Details
-
Bug
-
Status: Resolved
-
Critical
-
Resolution: Invalid
-
ubuntu 9.10, python 2.6, pylucene 3.0
Description
Our codes is following:
We have 31 index dirs in /tmp (there are about 5 million records in our indexs), we want to real time search, so we use the writer.getReader() to get the real time reader.
Then we did the search repeatly, finally java 'out of memory' issue will happen(about 10 minites).
initVM(CLASSPATH,initialheap='100m',maxheap='100m')
keywordQuery = QueryParser(Version.LUCENE_CURRENT,"content", StandardAnalyzer(Version.LUCENE_CURRENT)).parse("when AND you")
writers = []
for i in range(1,32):
dir = os.path.join("/tmp",str)
luceneDir = SimpleFSDirectory(File(dir))
writer = IndexWriter(luceneDir, StandardAnalyzer(Version.LUCENE_CURRENT), False,IndexWriter.MaxFieldLength.LIMITED)

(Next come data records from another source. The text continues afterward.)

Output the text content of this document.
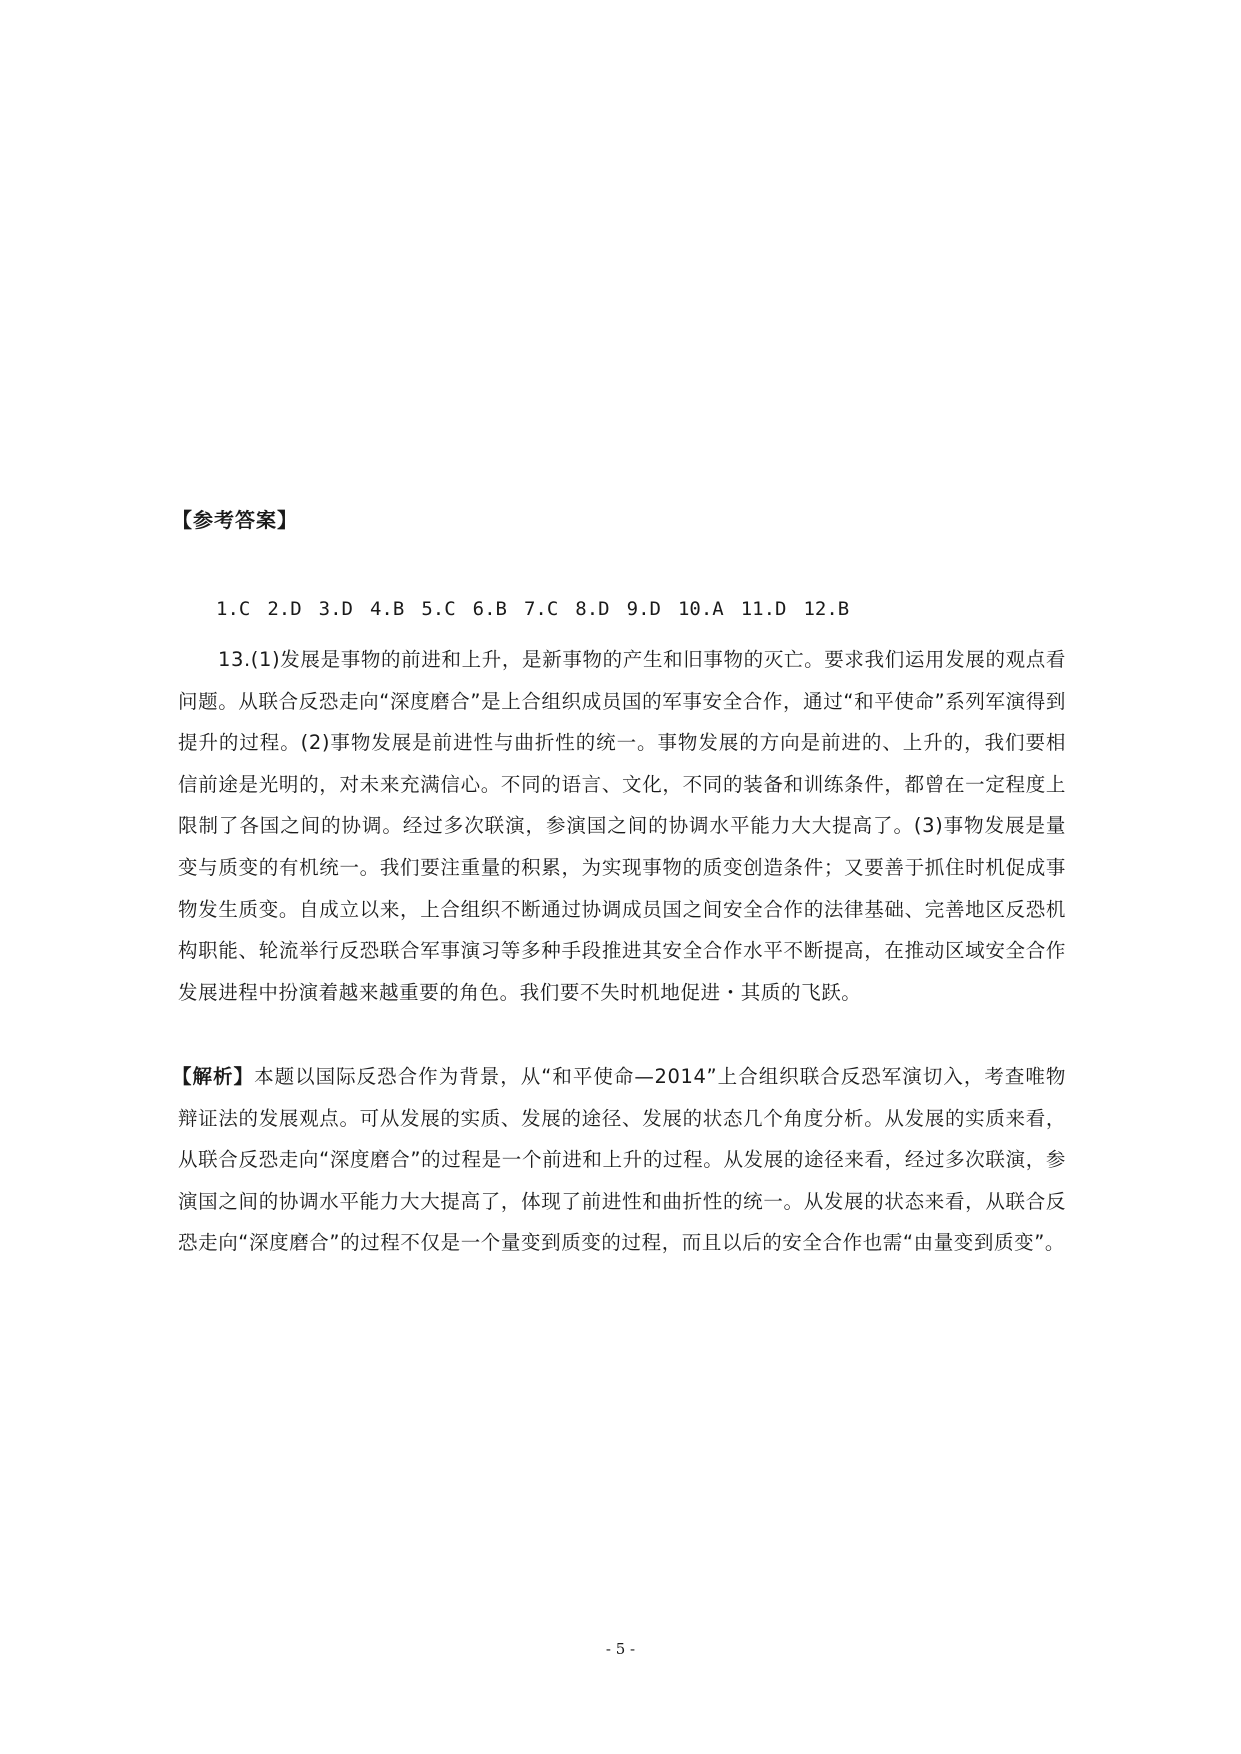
【参考答案】
1.C 2.D 3.D 4.B 5.C 6.B 7.C 8.D 9.D 10.A 11.D 12.B

13.(1)发展是事物的前进和上升，是新事物的产生和旧事物的灭亡。要求我们运用发展的观点看问题。从联合反恐走向“深度磨合”是上合组织成员国的军事安全合作，通过“和平使命”系列军演得到提升的过程。(2)事物发展是前进性与曲折性的统一。事物发展的方向是前进的、上升的，我们要相信前途是光明的，对未来充满信心。不同的语言、文化，不同的装备和训练条件，都曾在一定程度上限制了各国之间的协调。经过多次联演，参演国之间的协调水平能力大大提高了。(3)事物发展是量变与质变的有机统一。我们要注重量的积累，为实现事物的质变创造条件；又要善于抓住时机促成事物发生质变。自成立以来，上合组织不断通过协调成员国之间安全合作的法律基础、完善地区反恐机构职能、轮流举行反恐联合军事演习等多种手段推进其安全合作水平不断提高，在推动区域安全合作发展进程中扮演着越来越重要的角色。我们要不失时机地促进・其质的飞跃。

【解析】本题以国际反恐合作为背景，从“和平使命—2014”上合组织联合反恐军演切入，考查唯物辩证法的发展观点。可从发展的实质、发展的途径、发展的状态几个角度分析。从发展的实质来看，从联合反恐走向“深度磨合”的过程是一个前进和上升的过程。从发展的途径来看，经过多次联演，参演国之间的协调水平能力大大提高了，体现了前进性和曲折性的统一。从发展的状态来看，从联合反恐走向“深度磨合”的过程不仅是一个量变到质变的过程，而且以后的安全合作也需“由量变到质变”。

- 5 -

writer.setRAMBufferSizeMB(32.0)
writer.setUseCompoundFile(True)
writer.setMergeFactor(10)
writers.append(writer)
while True:
searchersList = []
readers = []
for writer in writers:
reader = writer.getReader()
searcher = IndexSearcher(reader)
searchersList.append(searcher)
readers.append(reader)
multiSearcherInstance = MultiSearcher(searchersList)

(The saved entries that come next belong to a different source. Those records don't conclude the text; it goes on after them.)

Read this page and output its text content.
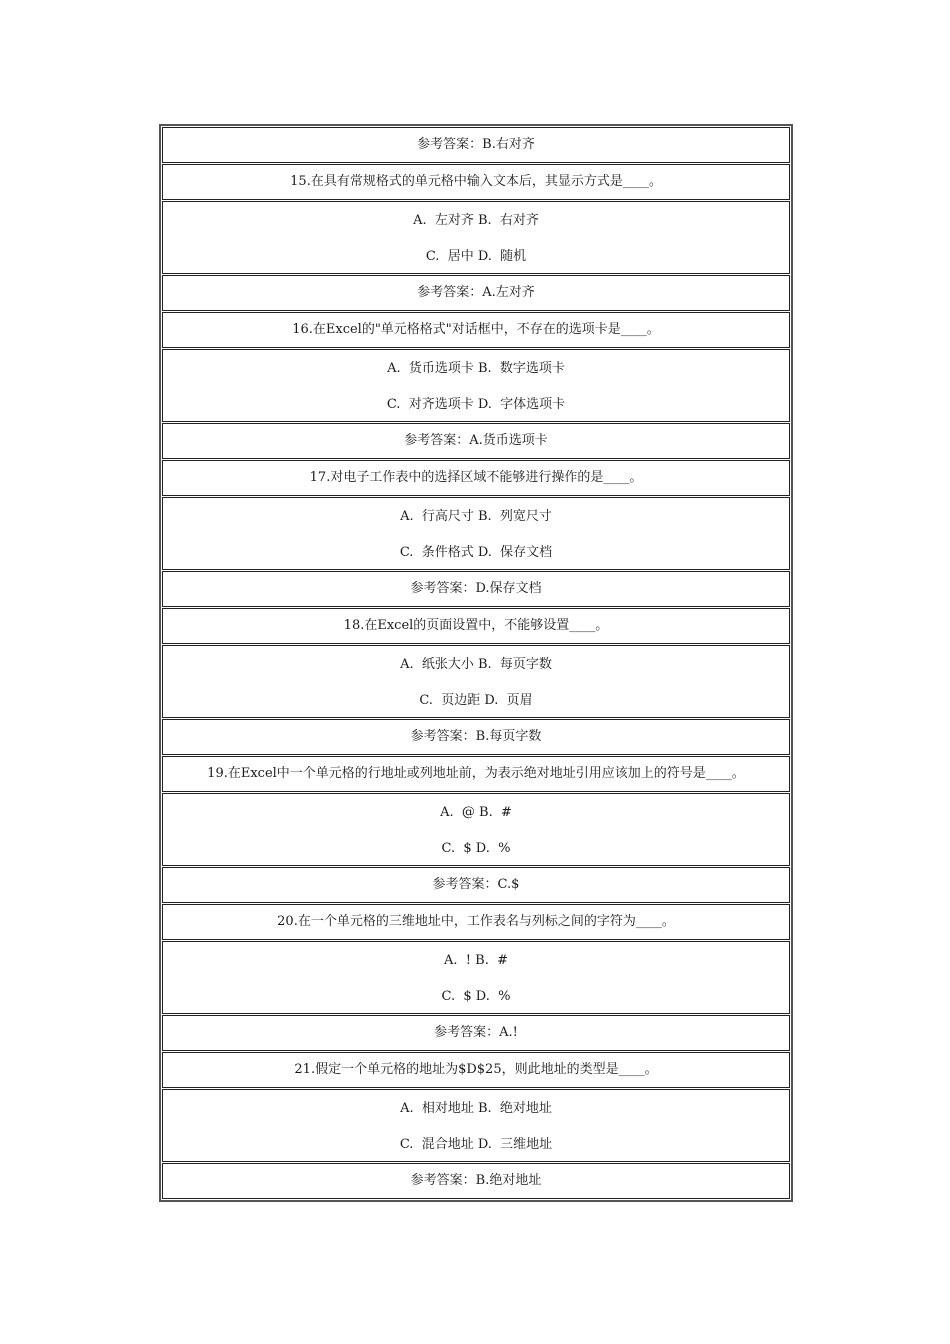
参考答案：B.右对齐
15.在具有常规格式的单元格中输入文本后，其显示方式是____。
A.  左对齐 B.  右对齐
C.  居中 D.  随机
参考答案：A.左对齐
16.在Excel的"单元格格式"对话框中，不存在的选项卡是____。
A.  货币选项卡 B.  数字选项卡
C.  对齐选项卡 D.  字体选项卡
参考答案：A.货币选项卡
17.对电子工作表中的选择区域不能够进行操作的是____。
A.  行高尺寸 B.  列宽尺寸
C.  条件格式 D.  保存文档
参考答案：D.保存文档
18.在Excel的页面设置中，不能够设置____。
A.  纸张大小 B.  每页字数
C.  页边距 D.  页眉
参考答案：B.每页字数
19.在Excel中一个单元格的行地址或列地址前，为表示绝对地址引用应该加上的符号是____。
A.  @ B.  #
C.  $ D.  %
参考答案：C.$
20.在一个单元格的三维地址中，工作表名与列标之间的字符为____。
A.  ! B.  #
C.  $ D.  %
参考答案：A.!
21.假定一个单元格的地址为$D$25，则此地址的类型是____。
A.  相对地址 B.  绝对地址
C.  混合地址 D.  三维地址
参考答案：B.绝对地址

docs = multiSearcherInstance.search(keywordQuery,IndexerCons.TOP_DOC_NUMBER).scoreDocs
multiSearcherInstance.close()
for searcher in searchersList:
searcher.close()
for reader in readers:
reader.close()
Then we use the normal reader (directly open from the dirs) instead of the real time reader, the test is OK, no 'out of memory' issue.
The bug maybe come from java lucene, i don't sure.